Efficacy of Dexamethasone for Acute Primary Immune Thrombocytopenia Compared to Prednisolone: A Systematic Review and Meta-analysis

Abstract

Corticosteroids have been established as first-line therapy in acute primary immune thrombocytopenia (ITP), and the clinical guidelines recommend either dexamethasone (Dex) or prednisolone (PSL). The types and dosages of corticosteroids, however, have not yet been determined, because previous randomized control trials (RCTs) comparing Dex and PSL showed controversial results in terms of efficacy. To understand and interpret all available evidence, we conducted a systematic review and meta-analysis of RCTs. The main outcome measure was the incidence of sustained response (SR; platelet count >30 × 10 ⁹ /L for 6 months without concomitant treatments after the completion of the final therapies). Eight RCTs (totaling 704 patients) were included in this study. The incidence of SR showed no significant difference, while it was significantly higher in the Dex arm when used with posttherapy (more than one course of Dex or tapering corticosteroids added; risk ratio [RR], 1.82; 95% confidence interval [CI], 1.38-2.41; p < 0.01). A single course of Dex showed no significant difference. The overall response (platelet >30 × 10 ⁹ /L) at day 28 was significantly improved in the Dex arm (RR, 1.11; 95% CI, 1.01-1.22; p = 0.03) and Dex with posttherapy suppressed long-term relapse (RR of nonevent, 1.32; 95% CI, 1.10-1.59; p < 0.01). There were significantly fewer adverse events in the Dex arm (RR, 0.45; 95% CI, 0.37-0.55; p < 0.01). Use of Dex with posttherapy instead of PSL may be more beneficial as the initial therapy. Studies comparing Dex with other new strategies are essential to determine the most suitable therapeutic regimens for acute ITP.

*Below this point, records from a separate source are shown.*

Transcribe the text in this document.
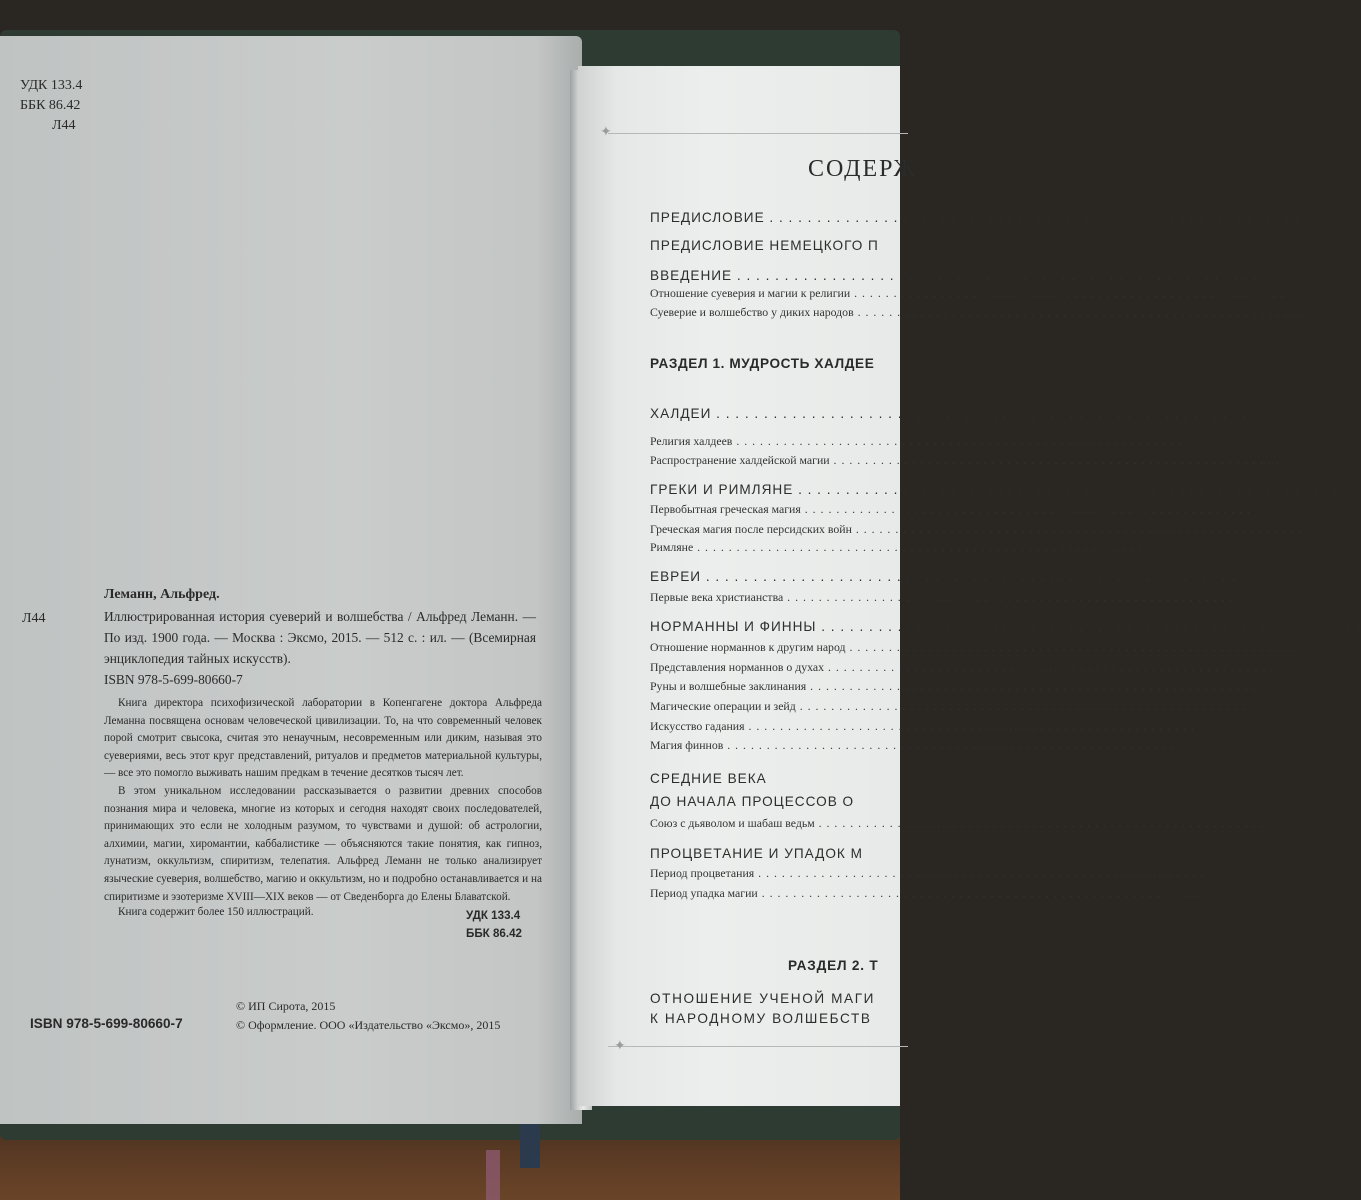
УДК 133.4
ББК 86.42
Л44
Леманн, Альфред.
Л44	Иллюстрированная история суеверий и волшебства / Альфред Леманн. — По изд. 1900 года. — Москва : Эксмо, 2015. — 512 с. : ил. — (Всемирная энциклопедия тайных искусств).
ISBN 978-5-699-80660-7

Книга директора психофизической лаборатории в Копенгагене доктора Альфреда Леманна посвящена основам человеческой цивилизации. То, на что современный человек порой смотрит свысока, считая это ненаучным, несовременным или диким, называя это суевериями, весь этот круг представлений, ритуалов и предметов материальной культуры, — все это помогло выживать нашим предкам в течение десятков тысяч лет.

В этом уникальном исследовании рассказывается о развитии древних способов познания мира и человека, многие из которых и сегодня находят своих последователей, принимающих это если не холодным разумом, то чувствами и душой: об астрологии, алхимии, магии, хиромантии, каббалистике — объясняются такие понятия, как гипноз, лунатизм, оккультизм, спиритизм, телепатия. Альфред Леманн не только анализирует языческие суеверия, волшебство, магию и оккультизм, но и подробно останавливается и на спиритизме и эзотеризме XVIII—XIX веков — от Сведенборга до Елены Блаватской.

Книга содержит более 150 иллюстраций.	УДК 133.4
ББК 86.42
© ИП Сирота, 2015
© Оформление. ООО «Издательство «Эксмо», 2015
ISBN 978-5-699-80660-7
✦
СОДЕРЖ
ПРЕДИСЛОВИЕ . . .
ПРЕДИСЛОВИЕ НЕМЕЦКОГО П
ВВЕДЕНИЕ . . .
Отношение суеверия и магии к религии . . .
Суеверие и волшебство у диких народов . . .
РАЗДЕЛ 1. МУДРОСТЬ ХАЛДЕЕ
ХАЛДЕИ . . .
Религия халдеев . . .
Распространение халдейской магии . . .
ГРЕКИ И РИМЛЯНЕ . . .
Первобытная греческая магия . . .
Греческая магия после персидских войн . . .
Римляне . . .
ЕВРЕИ . . .
Первые века христианства . . .
НОРМАННЫ И ФИННЫ . . .
Отношение норманнов к другим народ . . .
Представления норманнов о духах . . .
Руны и волшебные заклинания . . .
Магические операции и зейд . . .
Искусство гадания . . .
Магия финнов . . .
СРЕДНИЕ ВЕКА
ДО НАЧАЛА ПРОЦЕССОВ О
Союз с дьяволом и шабаш ведьм . . .
ПРОЦВЕТАНИЕ И УПАДОК М
Период процветания . . .
Период упадка магии . . .
РАЗДЕЛ 2. Т
ОТНОШЕНИЕ УЧЕНОЙ МАГИ
К НАРОДНОМУ ВОЛШЕБСТВ
✦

Keywords: dexamethasone; meta-analysis; prednisolone; thrombocytopenia.

Fig. 1

Forest plots of long-term sustained response (SR) comparison. The summary effect estimate (risk ratio [RR] of SR at 6 months; platelet counts > 30 × 10 ⁹ /L) for individual randomized controlled trials (RCTs; dexamethasone [Dex] vs. prednisolone [PSL]) are indicated with black boxes (their sizes are proportional to the study weight), with the lines indicating 95% confidence intervals (CIs). The overall summary effect estimate (RR) and 95% CI are indicated by the diamond below. ( a ) SR in all the RCTs and ( b ) subgroup analyses (Dex with posttherapy and Dex monotherapy).

Fig. 2

Forest plots of short-term overall response (OR), complete response (CR), and relapse comparison. The summary effect estimate (risk ratio [RR] of overall response [OR; platelet counts > 30 × 10 ⁹ /L] and complete response [CR; platelet counts > 100 × 10 ⁹ /L] at 28 or 14 days after the initial therapy) for individual randomized controlled trials (RCTs; dexamethasone [Dex] vs. prednisolone [PSL]) are indicated with black boxes (their sizes are proportional to the study weight), with the lines indicating 95% confidence intervals (CIs). The overall summary effect estimate (RR) and 95% CI are indicated by the diamond below for OR at 28 days ( a ) and 14 days ( b ), and CR at 28 days ( c ). Risk ratio of nonevent regarding posttherapeutic relapse (loss of response or bleeding episodes) was indicated in all RCTs ( d ) and in each subgroup regarding the addition of posttherapy in the Dex arm ( e ).